Episode 1: Alka si Penakut

34.8K 2.4K 820
                                    

Alka terdiam menatap pasien yang satu kamar dengannya itu. Mereka hanya dipisahkan oleh satu lembar kelambu.

Biasanya kelambu itu tertutup. Tapi hari ini perawat lupa untuk menutupnya, sebab terburu-buru harus menolong pasien sebelah.

Remaja yang sepertinya seumuran dengannya itu terus muntah sejak tadi. Karena terlalu banyak muntah, ia kini hanya memuntahkan cairan bening.

Dia kelihatan lelah. Tubuhnya yang lemas, lunglai begitu saja ke atas brankar. Perawat dengan telaten mengelap mulutnya lagi.

Tak mau melihat terlalu lama, Alka akhirnya menutup tirai saja.

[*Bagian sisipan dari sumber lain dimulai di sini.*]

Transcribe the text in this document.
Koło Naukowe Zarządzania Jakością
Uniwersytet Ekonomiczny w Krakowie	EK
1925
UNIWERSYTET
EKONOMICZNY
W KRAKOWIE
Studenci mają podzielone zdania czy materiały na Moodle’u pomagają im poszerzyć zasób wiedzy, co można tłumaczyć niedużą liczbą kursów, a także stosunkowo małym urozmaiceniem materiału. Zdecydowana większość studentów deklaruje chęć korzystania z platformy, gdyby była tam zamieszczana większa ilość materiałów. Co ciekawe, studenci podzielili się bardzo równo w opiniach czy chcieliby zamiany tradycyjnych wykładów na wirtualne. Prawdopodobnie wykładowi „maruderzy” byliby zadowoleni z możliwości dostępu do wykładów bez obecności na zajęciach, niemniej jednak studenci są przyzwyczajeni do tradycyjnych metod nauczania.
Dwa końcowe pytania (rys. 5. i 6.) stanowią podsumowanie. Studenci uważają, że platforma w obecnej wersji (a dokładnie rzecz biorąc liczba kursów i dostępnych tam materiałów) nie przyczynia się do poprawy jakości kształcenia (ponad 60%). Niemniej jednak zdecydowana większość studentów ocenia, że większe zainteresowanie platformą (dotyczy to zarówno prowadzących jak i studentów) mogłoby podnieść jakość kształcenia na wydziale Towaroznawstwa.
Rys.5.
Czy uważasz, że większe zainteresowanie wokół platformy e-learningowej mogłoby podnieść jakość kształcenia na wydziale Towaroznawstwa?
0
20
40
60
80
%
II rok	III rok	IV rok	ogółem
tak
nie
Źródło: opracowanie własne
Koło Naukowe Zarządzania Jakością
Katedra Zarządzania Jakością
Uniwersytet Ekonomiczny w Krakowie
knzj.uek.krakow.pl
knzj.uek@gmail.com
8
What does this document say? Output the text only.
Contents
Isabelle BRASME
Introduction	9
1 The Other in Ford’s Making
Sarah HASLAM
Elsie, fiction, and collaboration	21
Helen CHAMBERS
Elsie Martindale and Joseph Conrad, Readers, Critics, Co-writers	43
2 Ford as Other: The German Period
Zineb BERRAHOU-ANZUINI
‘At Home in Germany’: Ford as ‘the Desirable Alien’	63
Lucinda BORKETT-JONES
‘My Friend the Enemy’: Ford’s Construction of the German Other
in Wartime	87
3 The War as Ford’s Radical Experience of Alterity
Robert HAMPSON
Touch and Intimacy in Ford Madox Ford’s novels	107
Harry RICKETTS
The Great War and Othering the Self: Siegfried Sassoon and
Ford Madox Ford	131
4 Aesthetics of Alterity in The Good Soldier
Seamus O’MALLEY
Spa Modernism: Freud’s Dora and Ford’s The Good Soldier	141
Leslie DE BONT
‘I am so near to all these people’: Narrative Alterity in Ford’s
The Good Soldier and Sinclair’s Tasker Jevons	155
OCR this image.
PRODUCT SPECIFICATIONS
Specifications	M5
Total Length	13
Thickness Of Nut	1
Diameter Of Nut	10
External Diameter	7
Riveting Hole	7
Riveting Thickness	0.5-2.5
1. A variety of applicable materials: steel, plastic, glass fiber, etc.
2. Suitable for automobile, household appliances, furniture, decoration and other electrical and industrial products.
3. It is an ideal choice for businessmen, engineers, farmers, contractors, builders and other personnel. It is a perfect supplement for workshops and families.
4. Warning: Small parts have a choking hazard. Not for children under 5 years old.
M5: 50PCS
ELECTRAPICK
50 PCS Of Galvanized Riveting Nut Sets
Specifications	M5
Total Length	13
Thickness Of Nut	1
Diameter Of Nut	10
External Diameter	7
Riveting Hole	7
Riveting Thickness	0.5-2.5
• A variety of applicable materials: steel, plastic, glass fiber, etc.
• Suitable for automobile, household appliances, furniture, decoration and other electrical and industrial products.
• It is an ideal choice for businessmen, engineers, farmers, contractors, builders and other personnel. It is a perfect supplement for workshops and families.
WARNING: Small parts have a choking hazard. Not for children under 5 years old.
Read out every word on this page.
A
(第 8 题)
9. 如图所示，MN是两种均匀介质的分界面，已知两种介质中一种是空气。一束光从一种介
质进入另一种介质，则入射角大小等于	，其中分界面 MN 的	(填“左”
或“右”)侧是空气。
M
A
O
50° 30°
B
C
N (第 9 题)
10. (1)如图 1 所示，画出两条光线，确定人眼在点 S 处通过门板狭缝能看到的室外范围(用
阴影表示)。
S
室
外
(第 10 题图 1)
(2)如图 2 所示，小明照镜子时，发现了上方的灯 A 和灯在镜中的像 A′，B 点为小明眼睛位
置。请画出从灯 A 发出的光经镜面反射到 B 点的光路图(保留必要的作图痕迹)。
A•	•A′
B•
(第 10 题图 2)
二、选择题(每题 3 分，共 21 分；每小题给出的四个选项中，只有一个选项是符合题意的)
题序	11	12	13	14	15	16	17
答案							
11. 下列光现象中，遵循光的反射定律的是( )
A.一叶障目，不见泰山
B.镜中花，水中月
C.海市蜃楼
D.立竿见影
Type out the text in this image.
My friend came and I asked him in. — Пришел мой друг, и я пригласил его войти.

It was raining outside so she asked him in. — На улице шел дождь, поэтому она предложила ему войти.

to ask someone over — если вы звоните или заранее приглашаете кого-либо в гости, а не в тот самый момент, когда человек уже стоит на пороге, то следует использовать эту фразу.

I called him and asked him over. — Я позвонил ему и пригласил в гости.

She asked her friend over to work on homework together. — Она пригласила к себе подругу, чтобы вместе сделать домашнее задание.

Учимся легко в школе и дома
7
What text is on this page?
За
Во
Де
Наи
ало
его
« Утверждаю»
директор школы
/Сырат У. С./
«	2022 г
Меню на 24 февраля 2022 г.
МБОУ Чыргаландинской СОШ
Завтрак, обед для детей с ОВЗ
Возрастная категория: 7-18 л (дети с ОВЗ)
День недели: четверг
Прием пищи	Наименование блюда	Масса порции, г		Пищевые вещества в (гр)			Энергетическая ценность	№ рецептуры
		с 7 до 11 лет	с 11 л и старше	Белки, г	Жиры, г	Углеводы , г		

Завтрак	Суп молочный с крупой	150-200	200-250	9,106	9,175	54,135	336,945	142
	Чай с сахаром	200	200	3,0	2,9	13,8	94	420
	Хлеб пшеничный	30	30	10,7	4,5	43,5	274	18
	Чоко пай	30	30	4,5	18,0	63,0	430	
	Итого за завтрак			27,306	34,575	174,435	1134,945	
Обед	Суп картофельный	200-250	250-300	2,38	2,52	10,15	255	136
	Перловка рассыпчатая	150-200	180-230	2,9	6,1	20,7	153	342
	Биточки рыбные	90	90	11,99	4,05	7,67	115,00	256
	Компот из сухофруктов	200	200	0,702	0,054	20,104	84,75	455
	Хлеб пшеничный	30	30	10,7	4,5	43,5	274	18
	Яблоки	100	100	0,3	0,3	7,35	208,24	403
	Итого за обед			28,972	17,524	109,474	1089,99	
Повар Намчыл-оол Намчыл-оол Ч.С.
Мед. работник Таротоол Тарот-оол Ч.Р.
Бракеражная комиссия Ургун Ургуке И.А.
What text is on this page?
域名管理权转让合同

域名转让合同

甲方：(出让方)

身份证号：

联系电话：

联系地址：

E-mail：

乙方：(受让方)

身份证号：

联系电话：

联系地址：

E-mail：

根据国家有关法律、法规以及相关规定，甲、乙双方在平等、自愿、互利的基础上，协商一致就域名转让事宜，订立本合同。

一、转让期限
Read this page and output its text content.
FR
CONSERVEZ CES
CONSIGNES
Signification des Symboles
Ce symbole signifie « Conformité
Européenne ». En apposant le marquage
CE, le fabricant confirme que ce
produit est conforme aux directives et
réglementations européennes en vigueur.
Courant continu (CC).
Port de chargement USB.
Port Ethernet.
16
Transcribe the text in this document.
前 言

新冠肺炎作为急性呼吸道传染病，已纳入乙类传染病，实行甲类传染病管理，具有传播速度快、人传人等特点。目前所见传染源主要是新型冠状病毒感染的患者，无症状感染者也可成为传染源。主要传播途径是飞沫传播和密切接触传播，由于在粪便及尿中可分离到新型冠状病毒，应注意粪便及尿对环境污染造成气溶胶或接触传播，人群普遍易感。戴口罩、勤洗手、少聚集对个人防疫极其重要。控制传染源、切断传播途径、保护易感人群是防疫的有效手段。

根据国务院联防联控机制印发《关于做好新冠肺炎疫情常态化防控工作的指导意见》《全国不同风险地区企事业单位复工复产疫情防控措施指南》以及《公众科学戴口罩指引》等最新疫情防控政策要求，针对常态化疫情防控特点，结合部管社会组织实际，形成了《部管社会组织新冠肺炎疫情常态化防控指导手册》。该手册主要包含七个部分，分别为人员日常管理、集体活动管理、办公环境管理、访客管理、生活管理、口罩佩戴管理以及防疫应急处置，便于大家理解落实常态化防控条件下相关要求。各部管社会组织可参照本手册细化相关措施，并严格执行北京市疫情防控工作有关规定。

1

Memasang earphone, mendengarkan musik dari ponselnya.

Ia mengambil kubus rubiknya di meja nakas. Dan mulai memainkannya.

Tangannya dengan cekatan memutar setiap poros kubus di sana. Dalam hitungan detik, ia sudah bisa menyusun kubus rubik itu dengan sempurna, sesuai dengan tatanan warna yang selaras.

Alka sudah memainkan benda itu selama bertahun-tahun. Wajar jika ia sudah hafal dengan setiap langkahnya.

Meski pikirannya sedang kalut. Tidak fokus dalam membenarkan posisi kubus rubiknya. Nyatanya seolah tangannya sudah memiliki mata dan otak sendiri akibat terlalu sering berlatih.

Alka memiliki ratusan bahkan mungkin ribuan kubus rubik. Ketika satu kubus rubik sudah ia susun dengan baik dan benar, ia akan mengambil kubus rubik yang baru, di mana posisinya masih acak-acakan.

Sayangnya kini Alka sedang tidak di rumah. Jadi setelah menyusun kubus rubik menjadi rapi, ia akan mengacaknya lagi. Dan merapikannya lagi. Begitu seterusnya.

Pikirannya terus tertuju pada anak di sebelah. Yang baru saja melakukan kemoterapi.

Setelah ini adalah giliran Alka. Ini akan menjadi proses kemoterapi pertama baginya. Bohong bila ia tidak takut.

Makanya ia kalut dan pikirannya ke mana-mana.

Membayangkan ia akan mengalami hal sama seperti bocah di sebelah.

"Alka!" seru Lautner, perawat yang tadi di bilik sebelah merawat Damien.

Ia kini sudah masuk ke bilik Alka. Bersiap untuk melakukan proses kemoterapi pada Alka.

Debar jantung Alka seketika meningkat. Wajahnya pusat pasi bukan karena penyakitnya kumat, melainkan sebab takut untuk menjalani proses kemoterapi yang pertama baginya ini.

   
 

   "Sudah siap?" tanya Lautner sembari terus tersenyum ramah.

Pembawaan Lautner memang begitu. Selalu tenang, ramah, tipikal perawat lain pada umumnya.

Sebenarnya bagi Alka sendiri, baru pertama kali ia melihat seorang perawat laki-laki. Masih muda pula. Ternyata walau laki-laki, Lautner sama terampilnya dengan perawat perempuan.

    Bukannya menjawab, Alka justru terdiam. Matanya fokus menatap meja troley yang dibawa Lautner. Suntikan, pil, dan berbagai obat dalam tabung kecil berada di sana. Membuat debar jantung Alka makin menjadi.

    “Kenapa?” tanya Lautner lagi.

    “Uhm ... Lautner, seandainya aku tidak menjalankan proses kemoterapi, apa aku akan lebih cepat mati?" Pertanyaan random itu tiba-tiba meluncur begitu saja dari mulut Alka.